Kia berhasil mengubah foto profilnya. Beberapa pesan tampak masuk, mengomentari foto profilnya. Rencananya memejamkan mata dalam waktu kurang dari sepuluh menit tentu saja gagal karena ia lebih tertarik membalas pesan masuk dari teman-teman yang sekontak dengannya.
Aksa
PING!
Kia menelan ludah. Tidak bisa tidak. Ini kali ke sekian Aksa mengomentari foto profilnya hanya dengan PING!
Iya. Ada apa?
Dan Kia membalas dengan kalimat yang sama seperti yang pernah ia lakukan. Habisnya Kia bingung harus membalas dengan balasan yang seperti apa. Apalagi saat ia mengingat percakapannya dengan salah satu teman Aksa yang bernama Septian, di masa ia menjalani MPLS.
"Yan, itu cowok kayaknya ngeselin ya? Sok-sok cuek gitu. Tapi kayak cuek beneran. Jadi penasaran," ungkap Kia dengan senyum penuh artinya.
"Aksa?" ujar Septian.
"Oh, Aksa namanya. Kamu kenal dia?"
"Gue sama dia se-SMP. Setongkrongan juga."
"Oh..." Kia mengangguk-anggukkan kepala dengan senyum yang belum memudar.
Septian menoleh. Ia mengikuti arah pandang Kia hingga bola matanya berhenti pada sosok Aksa yang berdiri tak jauh darinya.
Dengan cepat, ia mengetuk dahi Kia. "Kunaon ari maneh? Tong penasaran! Jelema stres Aksa mah,"¹ pungkas Septian.
Kia menutup wajahnya dengan bantal. Ia geli sendiri saat mengingat dirinya yang begitu tertarik pada Aksa di masa-masa MPLS. Bodohnya, ia mengungkapkan ketertarikannya terhadap Aksa pada Septian, yang ternyata adalah teman satu tongkrongannya. Padahal kala itu Septian hanya teman barunya. Dan alasan Kia berteman dengan Septian pun karena keduanya teman sekelas semasa MPLS. Dalam hati, ia terus merutuki kebodohannya.

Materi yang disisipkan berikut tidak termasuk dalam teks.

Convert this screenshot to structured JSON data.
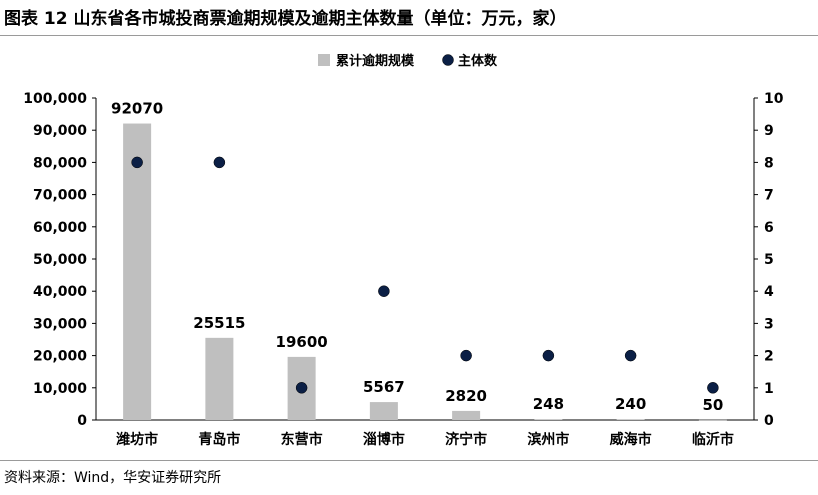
{
  "title": "图表 12 山东省各市城投商票逾期规模及逾期主体数量（单位：万元，家）",
  "source": "资料来源：Wind，华安证券研究所",
  "chart_data": {
    "type": "bar",
    "categories": [
      "潍坊市",
      "青岛市",
      "东营市",
      "淄博市",
      "济宁市",
      "滨州市",
      "威海市",
      "临沂市"
    ],
    "series": [
      {
        "name": "累计逾期规模",
        "type": "bar",
        "axis": "left",
        "values": [
          92070,
          25515,
          19600,
          5567,
          2820,
          248,
          240,
          50
        ],
        "labels": [
          "92070",
          "25515",
          "19600",
          "5567",
          "2820",
          "248",
          "240",
          "50"
        ],
        "color": "#bfbfbf"
      },
      {
        "name": "主体数",
        "type": "scatter",
        "axis": "right",
        "values": [
          8,
          8,
          1,
          4,
          2,
          2,
          2,
          1
        ],
        "color": "#0b1f45"
      }
    ],
    "ylim_left": [
      0,
      100000
    ],
    "yticks_left": [
      "0",
      "10,000",
      "20,000",
      "30,000",
      "40,000",
      "50,000",
      "60,000",
      "70,000",
      "80,000",
      "90,000",
      "100,000"
    ],
    "ylim_right": [
      0,
      10
    ],
    "yticks_right": [
      "0",
      "1",
      "2",
      "3",
      "4",
      "5",
      "6",
      "7",
      "8",
      "9",
      "10"
    ],
    "legend_position": "top-center",
    "grid": false
  }
}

Ketika suara pesan masuk kembali berbunyi, Kia segera melempar bantal dalam genggamannya ke segala arah.
Kita sekelas, kan?
Itu balasan dari Aksa.
"Setelah dua minggu bertemu setiap hari, dia baru sadar kalau kita sekelas?" gerutu Kia.
Sejujurnya, sejak mengetahui Aksa akan menjadi teman sekelasnya, Kia tidak terlalu peduli. Toh dia cuma penasaran. Rasa penasarannya pun tak perlu mendapat jawaban. Teman laki-laki di kelasnya, yang paling ia hafal adalah Gazza dan Lintang karena absen keduanya dengan Kia sangat berdekatan.
Lintang Pradana
Lulana Nirmala
Masyha Akia Luthfana
Muhammad Gazza
Hanya terhalang Mala. Jadi sangat mudah baginya untuk menghafal nama Lintang dan Gazza. Terlebih, di masa MPLS, ia sempat berkenalan dengan Lintang dan Heiko, yang entah secara kebetulan atau bukan adalah teman satu tongkrongan Aksa juga. Tapi belakangan ini, Kia baru menyadari bahwa Aksa, Gazza, dan Lintang sudah seperti tiga sekawan. Ke mana-mana selalu bertiga. Tidak bisa dipisahkan.
Iya.
Kia hanya membalas seadanya. Lagi pula ia tidak mungkin membalas dengan balasan yang berlebihan. Apalagi dirinya dan Aksa tidak pernah terlibat percakapan sekali pun.
Keyboardnya rusak?
Enggak.
Kok balasnya singkat?
Biasanya juga gitu.
Kenapa gue enggak terbiasa ya?
Gue ngantuk.
Tidur, Kia.
Elo tau nama gue dari siapa?
Absen. Setiap hari kan selalu diabsen.